8. Control and Prevention

Control of toxoplasmosis in cats centers on reducing environmental contamination with oocysts and preventing infection of the definitive host [1, 23, 29].

Prevention strategies include:

  • Feeding cats only commercial cooked or canned cat food, never raw or undercooked meat, viscera, or unpasteurized milk [1, 3, 23, 32].
  • Preventing hunting and scavenging by keeping cats indoors, especially at night [19, 23].
  • Daily removal of cat feces from litter boxes (before oocysts sporulate and become infective, which requires 1-5 days depending on temperature) [1, 23].
  • Disposing of cat feces in sealed plastic bags and not into garden compost or open waste [23, 29].
  • Thorough hand washing after handling cat litter or gardening [1, 29].
  • Covering children's sandboxes when not in use to prevent cat defecation [1, 23].
  • Washing fruits and vegetables thoroughly before consumption [3].
  • Proper management of stray cat populations to reduce environmental contamination [6, 30, 33].

For pregnant women, the risk of acquiring toxoplasmosis from pet cats can be minimized by having another household member clean the litter box daily.
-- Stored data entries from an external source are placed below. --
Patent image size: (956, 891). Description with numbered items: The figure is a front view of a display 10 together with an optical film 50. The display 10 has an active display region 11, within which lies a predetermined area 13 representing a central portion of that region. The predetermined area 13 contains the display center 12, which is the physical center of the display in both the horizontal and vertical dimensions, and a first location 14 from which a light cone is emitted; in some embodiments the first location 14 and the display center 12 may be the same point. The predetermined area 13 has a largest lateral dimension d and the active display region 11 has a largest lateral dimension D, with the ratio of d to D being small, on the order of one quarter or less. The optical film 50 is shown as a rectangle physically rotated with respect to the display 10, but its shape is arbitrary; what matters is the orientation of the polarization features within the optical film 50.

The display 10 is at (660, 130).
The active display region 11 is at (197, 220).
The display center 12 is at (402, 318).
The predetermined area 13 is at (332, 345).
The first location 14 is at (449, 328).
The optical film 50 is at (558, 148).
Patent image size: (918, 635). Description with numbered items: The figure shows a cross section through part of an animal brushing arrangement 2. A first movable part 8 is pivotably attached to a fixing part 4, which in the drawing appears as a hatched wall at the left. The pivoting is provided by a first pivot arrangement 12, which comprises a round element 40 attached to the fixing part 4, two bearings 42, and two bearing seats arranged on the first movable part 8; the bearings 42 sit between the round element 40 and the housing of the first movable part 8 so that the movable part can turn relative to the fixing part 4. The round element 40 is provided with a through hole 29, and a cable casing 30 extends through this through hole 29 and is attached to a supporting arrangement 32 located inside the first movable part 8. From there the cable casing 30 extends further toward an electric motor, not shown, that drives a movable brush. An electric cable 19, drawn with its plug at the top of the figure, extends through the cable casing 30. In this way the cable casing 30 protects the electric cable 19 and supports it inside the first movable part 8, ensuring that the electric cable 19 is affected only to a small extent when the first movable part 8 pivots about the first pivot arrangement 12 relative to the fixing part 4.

If the pregnant woman must perform this task, wearing disposable gloves and a mask and washing hands immediately afterward is recommended [1, 2, 23].

9. Conclusions

Toxoplasmosis in cats is a significant parasitic disease with major implications for both feline health and human public health. Cats are essential to the life cycle of T. gondii because they are the only hosts that shed oocysts into the environment. Seroprevalence is high in many populations (20-40%), though clinical disease is relatively uncommon and is most often associated with young age, concurrent immunosuppression, or highly virulent parasite strains. Diagnosis relies on a combination of serology, PCR, cytology, and histopathology, with careful interpretation required to differentiate active infection from latent exposure. Treatment with clindamycin is effective in most cases. Control measures, including strict hygiene, indoor management, and avoidance of raw meat diets, are essential to reduce zoonotic transmission to humans, particularly pregnant women and immunocompromised individuals. Further research into effective vaccines for cats and improved public education on disease prevention are needed to reduce the global burden of this zoonotic parasite.